The National Mining Museum Scotland and the Midlothian Climate Beacon

The Weathering Earth Exhibition was launched 18th November 2021 by the Scottish Cultural Minister and included a moment of forming clay sculptures for the opening. These sculptures were placed outside in time for the first winter snowfall.

More sculptures were made by the Queen Margaret University Drama students who are taking part in a drama residency for the Midlothian Climate Beacon. We are looking forward to hearing more from them in March when they will be preparing drama works around the theme of Climate change within the space of the Victoria Colliery.

Finally, the Weathering Earth Installation will open by mid January. At the moment Nicole Manley is preparing and arranging the top floor of the Memorial Centre in the National Mining Museum, to display the hundreds of sculptures made by human hands and worked upon by our local weather. Clay sculptures that are made in other parts of Scotland and cannot be transported to the Mining Museum will be photographed or filmed and these will be projected in the Memorial Centre.

11th  February 2022 - THE WEATHERING EARTH INSTALLATION IS NOW OPEN!

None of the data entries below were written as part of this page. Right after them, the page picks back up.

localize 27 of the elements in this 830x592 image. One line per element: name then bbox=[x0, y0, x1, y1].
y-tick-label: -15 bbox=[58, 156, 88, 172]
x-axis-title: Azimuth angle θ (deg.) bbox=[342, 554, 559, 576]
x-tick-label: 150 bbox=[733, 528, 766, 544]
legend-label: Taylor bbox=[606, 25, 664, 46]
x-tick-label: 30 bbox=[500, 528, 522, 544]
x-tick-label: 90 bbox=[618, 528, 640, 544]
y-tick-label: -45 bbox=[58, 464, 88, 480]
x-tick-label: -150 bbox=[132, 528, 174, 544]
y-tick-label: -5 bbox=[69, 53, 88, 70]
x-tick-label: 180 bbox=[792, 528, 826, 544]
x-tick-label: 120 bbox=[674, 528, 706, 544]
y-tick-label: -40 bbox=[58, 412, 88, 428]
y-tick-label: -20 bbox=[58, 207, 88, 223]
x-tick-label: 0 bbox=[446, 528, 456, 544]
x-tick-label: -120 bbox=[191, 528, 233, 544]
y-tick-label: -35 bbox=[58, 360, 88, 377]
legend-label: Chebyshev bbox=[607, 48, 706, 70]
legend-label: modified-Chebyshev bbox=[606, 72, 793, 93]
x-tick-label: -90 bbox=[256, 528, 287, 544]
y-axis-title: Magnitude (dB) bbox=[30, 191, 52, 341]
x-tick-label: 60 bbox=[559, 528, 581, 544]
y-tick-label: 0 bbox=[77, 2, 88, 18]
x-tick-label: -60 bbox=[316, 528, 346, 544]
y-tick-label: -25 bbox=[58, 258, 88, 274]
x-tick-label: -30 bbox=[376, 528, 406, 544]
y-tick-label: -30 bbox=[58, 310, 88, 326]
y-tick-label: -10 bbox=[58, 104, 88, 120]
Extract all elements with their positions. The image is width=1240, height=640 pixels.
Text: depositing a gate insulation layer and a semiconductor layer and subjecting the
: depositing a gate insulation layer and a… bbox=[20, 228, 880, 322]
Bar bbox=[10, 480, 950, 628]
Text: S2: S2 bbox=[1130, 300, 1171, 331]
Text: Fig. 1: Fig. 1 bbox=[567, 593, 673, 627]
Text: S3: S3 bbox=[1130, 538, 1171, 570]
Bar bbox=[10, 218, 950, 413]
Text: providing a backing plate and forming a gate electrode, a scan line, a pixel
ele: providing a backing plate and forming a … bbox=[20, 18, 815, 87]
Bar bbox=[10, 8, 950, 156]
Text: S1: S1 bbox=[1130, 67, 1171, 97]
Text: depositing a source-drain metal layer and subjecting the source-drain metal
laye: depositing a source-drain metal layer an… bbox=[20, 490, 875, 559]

Nicole Manley, has placed over 700 sculptures in the top floor of the Memorial Centre in the National Mining Museum, Scotland. It is open for free for anyone who wants to go and see the sculptures. Victoria Robb will be taking round all the schools who took part in clay making to see their sculptures among many others.

23rd March 2022 - British Geological Survey

In March scientists in the British Geological Survey, based in Edinburgh also took part in clay making over lunch. It was a moment to discuss and reflect about their work and climate change, while they created their clay pieces. Climate change was discussed beyond work and about how it affected daily life, like the change from fossil fuel to renewable energy. Their clay pieces were taken to the National Mining Museum to weather through the weekend and became part of the Weathering Earth Installation.

24th March 2022 - Dalkieth Arts

Members from Dalkieth Arts arrived to the National Mining Museum on a beautiful sunny and warm day. It was so warm we decided to take the clay out to the picnic area and do some clay making on the picnic benches. It wasn't long before there was need for adding water to the clay, as it began to dry out. Being outside in the sun provided the perfect opportunity to talk about climate change and the weather. It was hard to believe that it had been snowing only a few weekends ago. The discussed topics were wide and varied from deciding which cake was best to how bell pit mining was an early method for mining coal in the Midlothians. The creative clay pieces were also as varied as the conversation and were left to the weather to do its work over the weekend. The pieces were added to the Weathering Earth Installation.

2nd April 2022 - Midlothian Beacon closing event of Weathering Earth Exhibition and unveiling of outdoor sculpture: In Memory of Lepidendron.

The Weathering Earth Exhibition came to an end in the special exhibition room in the National Mining Museum, Scotland and this was followed by a day of unveiling an outdoor clay sculpture and seeing the performances created by the drama and performing arts students from Queen Margaret University who took part in the Midlothian Beacon residency.  In the morning the 6 m clay sculpture of Lepidendron - a tree that grew during the Carboniferous and became the originators of much of the coal in Scotland, was unveiled. This sculpture will now be left to the weathering elements and once the clay becomes almost part of the ground, the area will be turned into a heather garden. Click here for more information.

In the afternoon we enjoyed two excellent performances created by Queen Margaret students, who carefully considered climate change in relationship to the mining museum and todays difficulties in trying to make sense of climate change and how we live with environment today.

The Weathering Earth Installation and the Lepidedron sculpture are still open for anyone to come and visit.